The Wreck Of The "John"
Resolution prior to Inquiry re Damages


PLYMOUTH AND STONEHOUSE JOURNAL
Thursday June 28th,1855

The proceedings, preliminary to the inquiry of damages to be held before the Sheriff of Cornwall, at Bodmin, on the 18th inst., appear to be prosecuted, on the part of the Board of Trade, with all the dispatch that the provisions of the new act admit of.

On Saturday last, the full list of 48 special jurors of the county, was struck by the under-sheriff, H.Trefusis Smith, Esq., Mr. O'Dowd, the newly appointed solicitor for Merchant Shipping, attending on behalf of the Board of Trade, and Mr.J.Kelly, solicitor, on the part of the owners of the John, who are eight in number.

The list of 48 jurors will, today, be reduced to 20, each party having the power of striking off 14 names. Concurrently with these proceedings, further notices have been served on the defendants, the Merchant Shipping Act, 1854, requiring, in addition, to the original notices of the instruction to institute the suit, a ten days' notice to each of the defendants, of the time and place of the enquiry.
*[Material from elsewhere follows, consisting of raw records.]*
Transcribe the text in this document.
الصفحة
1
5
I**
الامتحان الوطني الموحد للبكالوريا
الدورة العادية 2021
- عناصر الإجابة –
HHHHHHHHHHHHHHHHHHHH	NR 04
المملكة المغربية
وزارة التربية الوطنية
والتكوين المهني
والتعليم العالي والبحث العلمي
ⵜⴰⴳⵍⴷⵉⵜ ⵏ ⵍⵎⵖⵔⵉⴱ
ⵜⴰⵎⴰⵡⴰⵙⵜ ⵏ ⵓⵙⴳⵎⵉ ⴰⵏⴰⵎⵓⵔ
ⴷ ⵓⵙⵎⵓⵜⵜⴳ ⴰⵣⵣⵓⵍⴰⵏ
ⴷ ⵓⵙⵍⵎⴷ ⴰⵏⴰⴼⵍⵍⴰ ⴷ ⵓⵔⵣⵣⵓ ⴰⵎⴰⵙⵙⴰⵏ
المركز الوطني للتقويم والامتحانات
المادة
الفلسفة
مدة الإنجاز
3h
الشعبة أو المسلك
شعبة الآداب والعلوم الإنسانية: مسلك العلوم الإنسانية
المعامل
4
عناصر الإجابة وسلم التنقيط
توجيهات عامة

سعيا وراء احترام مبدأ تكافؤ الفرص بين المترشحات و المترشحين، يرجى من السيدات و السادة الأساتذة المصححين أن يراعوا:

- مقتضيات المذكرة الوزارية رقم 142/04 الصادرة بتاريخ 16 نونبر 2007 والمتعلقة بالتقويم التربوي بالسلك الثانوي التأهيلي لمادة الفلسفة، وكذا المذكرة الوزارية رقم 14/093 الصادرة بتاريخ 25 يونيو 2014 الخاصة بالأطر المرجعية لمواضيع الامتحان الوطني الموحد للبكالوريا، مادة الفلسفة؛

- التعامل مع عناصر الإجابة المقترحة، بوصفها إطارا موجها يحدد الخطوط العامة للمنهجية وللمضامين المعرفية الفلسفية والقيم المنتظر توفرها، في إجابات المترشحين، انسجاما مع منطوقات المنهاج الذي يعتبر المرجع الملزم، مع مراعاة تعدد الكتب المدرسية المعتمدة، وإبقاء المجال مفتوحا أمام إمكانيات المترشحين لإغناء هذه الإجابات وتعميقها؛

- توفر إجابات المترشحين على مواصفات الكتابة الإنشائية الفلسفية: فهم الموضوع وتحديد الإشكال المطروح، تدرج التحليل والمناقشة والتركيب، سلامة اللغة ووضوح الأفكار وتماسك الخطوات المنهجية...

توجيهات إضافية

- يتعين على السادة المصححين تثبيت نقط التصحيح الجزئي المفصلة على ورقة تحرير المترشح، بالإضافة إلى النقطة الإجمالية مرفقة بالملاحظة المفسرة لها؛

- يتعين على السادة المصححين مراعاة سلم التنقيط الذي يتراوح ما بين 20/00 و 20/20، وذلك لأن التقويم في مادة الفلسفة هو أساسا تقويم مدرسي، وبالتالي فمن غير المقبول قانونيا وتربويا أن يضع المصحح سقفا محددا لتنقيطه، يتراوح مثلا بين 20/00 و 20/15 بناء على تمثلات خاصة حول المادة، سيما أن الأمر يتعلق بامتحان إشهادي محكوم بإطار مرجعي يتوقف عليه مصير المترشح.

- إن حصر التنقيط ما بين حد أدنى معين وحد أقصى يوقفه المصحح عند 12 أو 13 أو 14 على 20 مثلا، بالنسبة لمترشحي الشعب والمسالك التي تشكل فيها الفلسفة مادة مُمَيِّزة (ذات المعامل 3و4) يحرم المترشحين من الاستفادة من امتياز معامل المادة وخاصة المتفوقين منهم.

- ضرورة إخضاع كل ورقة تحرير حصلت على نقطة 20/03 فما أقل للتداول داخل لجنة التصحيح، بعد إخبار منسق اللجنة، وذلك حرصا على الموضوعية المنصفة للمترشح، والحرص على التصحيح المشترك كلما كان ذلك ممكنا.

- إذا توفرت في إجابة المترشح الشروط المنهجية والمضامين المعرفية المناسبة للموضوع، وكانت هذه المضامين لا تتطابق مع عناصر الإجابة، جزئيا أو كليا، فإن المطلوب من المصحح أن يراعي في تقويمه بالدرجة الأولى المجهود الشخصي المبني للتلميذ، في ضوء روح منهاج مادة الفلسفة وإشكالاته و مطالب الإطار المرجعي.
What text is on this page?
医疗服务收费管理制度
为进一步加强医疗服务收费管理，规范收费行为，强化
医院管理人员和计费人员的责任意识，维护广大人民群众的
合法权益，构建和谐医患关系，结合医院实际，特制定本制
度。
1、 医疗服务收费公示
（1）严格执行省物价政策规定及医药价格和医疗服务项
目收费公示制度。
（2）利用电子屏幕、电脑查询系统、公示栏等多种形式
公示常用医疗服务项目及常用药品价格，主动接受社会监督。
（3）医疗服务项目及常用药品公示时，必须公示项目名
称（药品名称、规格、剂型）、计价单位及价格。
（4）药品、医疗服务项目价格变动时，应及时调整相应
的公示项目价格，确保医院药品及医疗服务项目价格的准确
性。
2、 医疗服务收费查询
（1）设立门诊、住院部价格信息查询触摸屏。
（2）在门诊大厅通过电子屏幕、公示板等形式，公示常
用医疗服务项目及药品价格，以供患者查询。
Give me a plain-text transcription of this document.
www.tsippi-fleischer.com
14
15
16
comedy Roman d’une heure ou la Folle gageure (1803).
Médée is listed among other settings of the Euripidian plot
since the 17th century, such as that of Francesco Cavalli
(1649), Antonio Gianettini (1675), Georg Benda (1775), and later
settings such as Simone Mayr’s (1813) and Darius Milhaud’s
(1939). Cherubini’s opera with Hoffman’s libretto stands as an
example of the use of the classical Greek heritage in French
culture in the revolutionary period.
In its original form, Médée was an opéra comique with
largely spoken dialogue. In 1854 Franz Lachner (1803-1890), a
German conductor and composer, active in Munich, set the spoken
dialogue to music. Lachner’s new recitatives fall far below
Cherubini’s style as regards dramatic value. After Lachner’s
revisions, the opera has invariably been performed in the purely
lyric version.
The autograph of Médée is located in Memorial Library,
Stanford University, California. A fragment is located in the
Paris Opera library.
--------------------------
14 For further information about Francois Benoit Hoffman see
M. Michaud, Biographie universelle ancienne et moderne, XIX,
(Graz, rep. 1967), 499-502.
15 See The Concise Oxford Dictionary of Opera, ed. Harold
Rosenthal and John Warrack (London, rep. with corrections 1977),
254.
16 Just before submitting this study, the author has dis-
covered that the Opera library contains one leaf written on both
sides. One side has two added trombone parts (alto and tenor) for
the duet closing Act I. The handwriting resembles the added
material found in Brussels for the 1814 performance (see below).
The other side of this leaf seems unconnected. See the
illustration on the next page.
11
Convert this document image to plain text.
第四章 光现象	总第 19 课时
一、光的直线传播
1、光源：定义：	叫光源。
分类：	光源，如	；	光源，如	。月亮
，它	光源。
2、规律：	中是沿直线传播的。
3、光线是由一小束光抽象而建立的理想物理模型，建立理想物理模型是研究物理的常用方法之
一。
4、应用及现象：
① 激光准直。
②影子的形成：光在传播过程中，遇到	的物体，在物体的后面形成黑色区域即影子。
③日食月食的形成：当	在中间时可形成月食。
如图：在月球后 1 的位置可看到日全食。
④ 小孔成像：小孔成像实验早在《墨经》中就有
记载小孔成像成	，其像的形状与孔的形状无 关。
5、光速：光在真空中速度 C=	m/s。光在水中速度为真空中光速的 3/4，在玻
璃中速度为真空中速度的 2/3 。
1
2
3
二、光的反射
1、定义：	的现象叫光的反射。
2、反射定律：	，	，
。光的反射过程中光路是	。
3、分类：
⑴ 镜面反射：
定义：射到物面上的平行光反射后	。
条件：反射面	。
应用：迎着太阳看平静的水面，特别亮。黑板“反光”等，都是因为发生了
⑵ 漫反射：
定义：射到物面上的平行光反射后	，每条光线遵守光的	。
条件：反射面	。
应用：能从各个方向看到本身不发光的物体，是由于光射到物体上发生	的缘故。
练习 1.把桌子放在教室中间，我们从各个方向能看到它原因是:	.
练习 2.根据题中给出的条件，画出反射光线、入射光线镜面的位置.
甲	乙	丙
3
The Act gives the plaintiffs the option, instead of serving the defendants with the latter notice, of having the Master of the Ship served, who, were he at liberty, would, in that event, be competent to represent the owners in the trial. But he being in custody, under a charge of manslaughter,, it has not been thought proper to have any notice served on him. In the mean time, claims to a considerable amount continue to be in to the Board of Trade, by such survivors of the lost passengers, as are, due to the Clergy of the counties of Cornwall and Devon, to notice the commendable zeal with which they seem to aid those unhappy persons in communicating with the Board of Trade. But it cannot be too clearly or extensively communicated throughout the localities in which the claimants reside, that the provisions of the Merchant Shipping Act, under which the pending enquiry will take place, restrict the right to compensation to cases of death or injury; for example, that of a parent, who has lost a child - a child who has lost a parent - a husband who has lost a wife or child, and vice versa.

The Statute does not in this proceeding, recognise any claim on the part of remoter relatives.

In some instances, the claims will, no doubt, be comparatively clear and satisfactory, but in others they will not be equally so, foe example; where a whole family of the passengers were, to all appearance, sacrificed. It may turn out in this latter class of cases, that the families were proceeding to join their head, at the place of the ill-fated ship's destination. With respect to these we would suggest to the clergy and magistracy of the place whence the emigrants departed to communicate all the information in their power. This becomes the more necessary, as the list of passengers furnished by the Master to the Emigration Agent, and recorded by the latter at the Custom-house, does not state the residence of the passengers.
The owners of the late emigrant ship John, recently wrecked on the Manacles Rocks, on the Coast of Cornwall, accompanied by loss of life to a melancholy extent, and against the owners of which ship, the Board of Trade had instituted proceedings under the Merchant Shipping Act, for the recovery of damages for distribution among the relatives of those who were drowned - have made proposals to the Board of Trade for staying the proceedings, and the Board have come to an arrangement with the owners, in accordance with which, the latter have placed at the disposal of the Board of Trade a sum sufficient to meet all just claims within the terms and provisions of the Act. The owners consider that, after investigation into the circumstances of the wreck, which took place before the magistrates at Falmouth, that it would be inexpedient to incur the expense of an enquiry before the Sheriff of Cornwall and a special jury, which had been summonsed for the purpose. This arrangement renders the inquiry which had been fixed for the 18th inst. Unnecessary.